Library Journal (review only available in the print edition, this link goes to the BArnes and Noble website where it is reporduced):
More policy-oriented than academic in tone, this book is recommended for specialized juvenile justice collections and libraries holding the other two volumes in the series. Though government austerity is in vogue, this book is a powerful reminder of the social costs of neglecting the specific needs of at-risk youth.—Antoinette Brinkman, Evansville, IN
EFEAmerica, an online publication with a Hispanic focus, takes a look at the book.
‘We want to make the public more aware of how desperate these young people are for a little love and affection, and the fact that they don’t want to be involved in drugs – but more and more U.S. youngsters lack education and suffer the effects of being brought up by single fathers or mothers with no time for them because they’re working two jobs,’ Lankford said.
For the author, the factors most likely to land these young people in the juvenile detention system are their broken family relations, not their ethnicity or immigration problems.
San Diego City Beat’s Dave Maass talks about the book in the context of Susan and Polly Lankford’s recent visit to the McAllister Institute, a drug treatment center in El Cajon. One of the main points that he focuses on is the opacity of the justice system in California:
That may be the most important part of the text; the San Diego County Probation Department doesn’t allow media or public access to its facilities except for once-a-year, highly controlled open houses. The department cites confidentiality issues, but Susan believes opacity only worsens the problem.

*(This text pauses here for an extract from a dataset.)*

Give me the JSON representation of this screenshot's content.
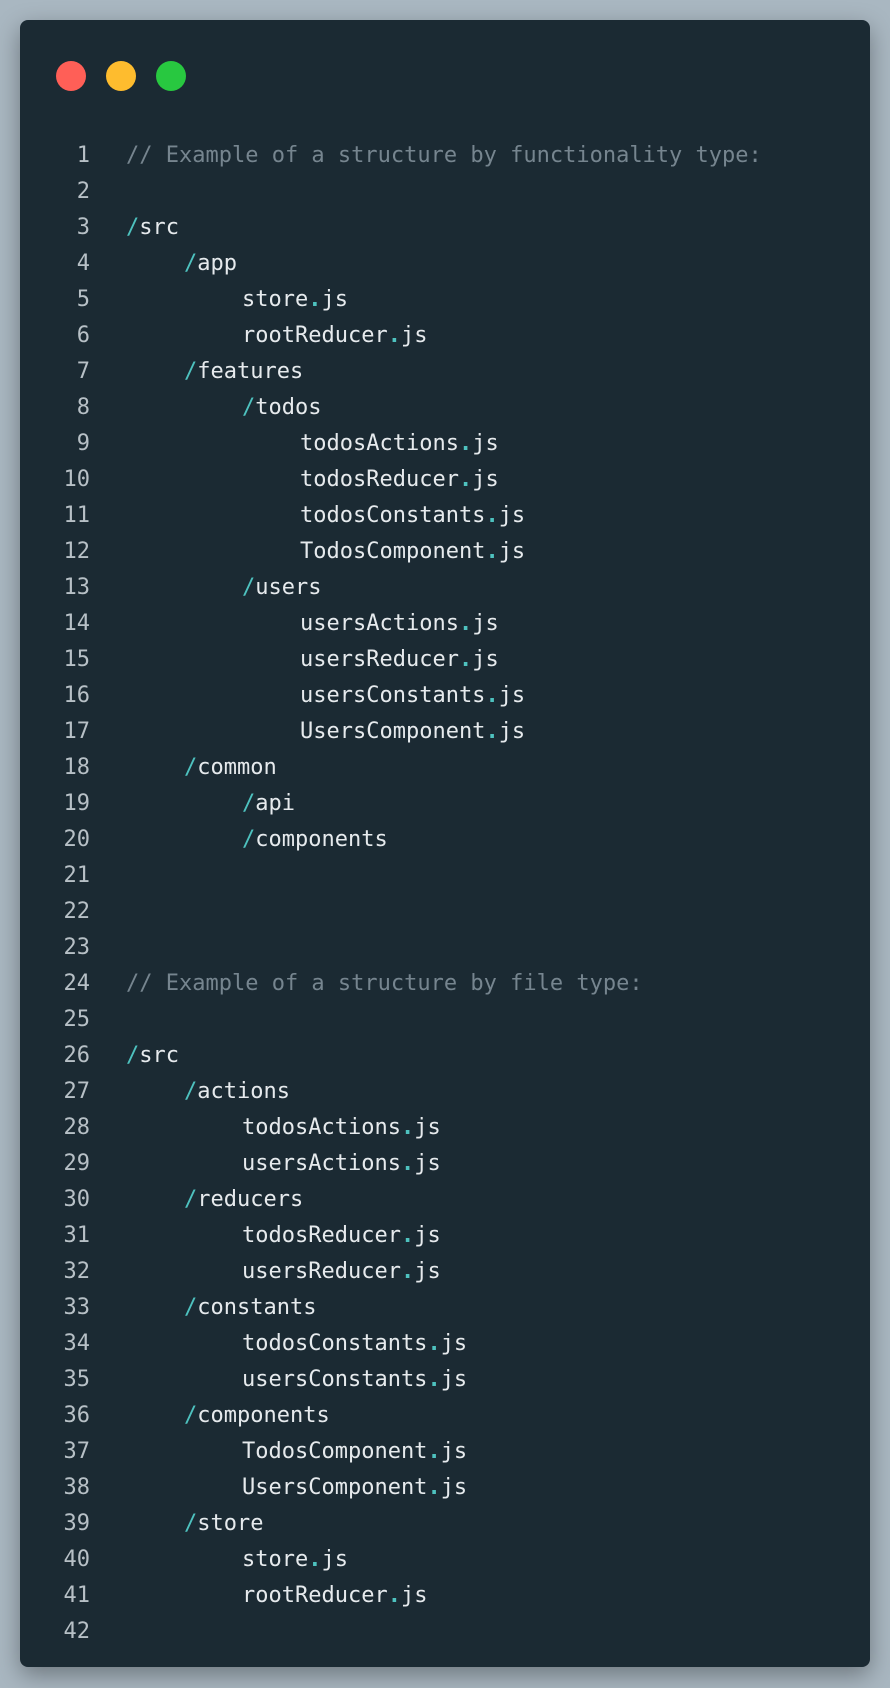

‘I think [confidentiality] is the biggest joke around, because all of these kids know each other, they learn everything bad that they possibly can from one another before they’re released and they come back in with even more criminal behavior,’ Susan says. ‘That’s one of the things I am upset with, because I don’t think accountability happens with confidentiality.’
In the blogging world we are happy to note that Matthew T. Mangino– former district attorney of Lawrence County, Pennsylvania and current member of the Pennsylvania Board of Probation and Parole – decided to share some thoughts about the book. You might be familiar with his work in the Washington Post, Philadelphia Inquirer, Pittsburgh Post-Gazette, Cleveland Plain Dealer and the Harrisburg Patriot News, Pennsylvania Law Weekly, CNN, MSNBC, FoxNews, Court TV and National Public Radio.)
Lankford concludes that, ‘[I]nstitutions like juvenile hall are not a good substitute for a family.’ Psychiatrist Diane Campbell said, ‘The youth in the hall don’t need miracle workers; they simply need some who is ‘just good enough.’
Lankford makes it clear that ‘good enough’ consists of a reliable, loving and nurturing figure that will help mold a child. She uses her skills as a writer and photographer to make sure her readers understand the plight of troubled young people and how to turn ‘at-risk’ youths into ‘at-promise’ youths.
As we approach publication it is heartwarming to see the interest in this vital topic. As with our prior works we hope that Born, Not Raised will not only make people think, but will also spur them to action. The statistics support a more rehabilitative approach, but zero tolerance laws and for profit prisons weild considerable finanacial might. We hope that after reading our book you will find yourself motivated to act against that might and for substantive positive change in the way we deal with criminal justice.